Based on our experience, one of the most effective ways to enhance agent behavior is surprisingly simple: preserve the error path within the context. When the model encounters failed operations and the resulting observations or stack traces, it implicitly updates its internal beliefs. This biases its priors away from similar actions, reducing the likelihood of repeating the same mistake.

In fact, we believe that error recovery is one of the clearest indicators of truly agentic behavior. Yet, this metric is often overlooked in academic research and public benchmarks, which tend to focus on task success rates under ideal conditions.

Avoiding the Pitfalls of Limited Examples

Few-shot prompting is a common technique to improve LLM outputs. However, in agentic systems, it can subtly backfire.

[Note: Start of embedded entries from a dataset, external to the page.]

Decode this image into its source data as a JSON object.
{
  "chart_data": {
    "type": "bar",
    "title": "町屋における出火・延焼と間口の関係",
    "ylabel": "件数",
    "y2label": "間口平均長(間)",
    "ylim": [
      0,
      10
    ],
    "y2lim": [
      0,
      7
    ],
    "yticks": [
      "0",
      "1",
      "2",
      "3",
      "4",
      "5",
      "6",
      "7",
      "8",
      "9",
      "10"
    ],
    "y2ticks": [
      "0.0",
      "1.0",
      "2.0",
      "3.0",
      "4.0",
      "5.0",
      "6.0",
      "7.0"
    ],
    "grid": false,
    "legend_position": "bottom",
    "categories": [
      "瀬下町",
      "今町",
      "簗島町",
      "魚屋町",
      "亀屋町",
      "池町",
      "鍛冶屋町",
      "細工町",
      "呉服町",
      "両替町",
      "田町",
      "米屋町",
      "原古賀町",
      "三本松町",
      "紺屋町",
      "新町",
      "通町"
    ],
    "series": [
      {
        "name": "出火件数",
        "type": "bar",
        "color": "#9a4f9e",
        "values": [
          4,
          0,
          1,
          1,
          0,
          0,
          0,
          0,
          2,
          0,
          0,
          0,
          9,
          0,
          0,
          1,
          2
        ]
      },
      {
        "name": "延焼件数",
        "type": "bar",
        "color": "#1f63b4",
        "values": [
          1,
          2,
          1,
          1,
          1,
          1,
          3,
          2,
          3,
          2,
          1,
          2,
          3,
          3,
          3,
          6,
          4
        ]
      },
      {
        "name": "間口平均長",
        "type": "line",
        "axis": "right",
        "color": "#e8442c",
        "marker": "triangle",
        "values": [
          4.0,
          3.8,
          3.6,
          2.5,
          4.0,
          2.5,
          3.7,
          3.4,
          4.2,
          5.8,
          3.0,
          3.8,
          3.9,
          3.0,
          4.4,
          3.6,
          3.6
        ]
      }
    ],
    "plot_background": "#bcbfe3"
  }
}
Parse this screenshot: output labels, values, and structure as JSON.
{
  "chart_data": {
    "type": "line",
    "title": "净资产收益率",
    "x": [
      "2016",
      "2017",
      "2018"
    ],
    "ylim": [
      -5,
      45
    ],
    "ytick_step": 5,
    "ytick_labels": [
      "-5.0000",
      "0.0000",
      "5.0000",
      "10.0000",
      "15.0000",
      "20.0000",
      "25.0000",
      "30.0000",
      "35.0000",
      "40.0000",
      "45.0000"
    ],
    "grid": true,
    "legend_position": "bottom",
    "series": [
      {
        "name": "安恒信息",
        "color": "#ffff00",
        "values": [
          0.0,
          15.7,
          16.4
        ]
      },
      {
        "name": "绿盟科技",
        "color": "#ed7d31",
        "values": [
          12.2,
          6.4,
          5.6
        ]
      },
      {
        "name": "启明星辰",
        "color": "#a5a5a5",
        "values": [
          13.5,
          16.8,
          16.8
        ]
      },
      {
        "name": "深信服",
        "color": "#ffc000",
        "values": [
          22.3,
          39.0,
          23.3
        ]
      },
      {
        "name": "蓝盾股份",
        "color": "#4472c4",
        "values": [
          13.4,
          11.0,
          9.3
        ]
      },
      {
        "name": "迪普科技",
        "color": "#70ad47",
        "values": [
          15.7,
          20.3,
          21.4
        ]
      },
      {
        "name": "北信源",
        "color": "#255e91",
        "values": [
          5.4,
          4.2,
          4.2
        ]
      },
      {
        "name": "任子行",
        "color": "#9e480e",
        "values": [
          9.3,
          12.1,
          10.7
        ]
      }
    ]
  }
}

Language models excel at imitation; they replicate behavioral patterns from the context. If your context is replete with similar past action-observation pairs, the model is likely to follow that pattern, even if it's no longer optimal.

This can be perilous in tasks involving repeated decision-making or operations. For instance, when using Manus to review a batch of 20 resumes, the agent often falls into a rhythm, repeating similar actions merely because similar content appears in the context. This leads to deviations, overgeneralizations, and even hallucinations at times.

The solution lies in increasing diversity. Manus introduces small, structured variations in actions and observations—different serialization templates, alternative expressions, slight noise in order or format. This controlled randomness helps break patterns and adjust the model's attention.

In other words, don't let a limited number of examples confine you to a fixed pattern. The more uniform the context, the more fragile the agent becomes.

Conclusion

Context engineering is still an emerging field, but it's already pivotal for agentic systems. Models may become more powerful, faster, and cheaper, but no amount of raw ability can replace the need for memory, environment, and feedback. How you shape the context ultimately determines the agent's behavior: speed of operation, ability to recover, and scope for expansion.

At Manus, we've learned these lessons through numerous rewrites, dead ends, and real-world testing among millions of users. What we're sharing here isn't a universal truth, but patterns that have proven effective for us. If they help you avoid even one painful iteration, then this article has served its purpose.

The future of intelligent agents will be built step by step, scenario by scenario. Craft each scenario with care.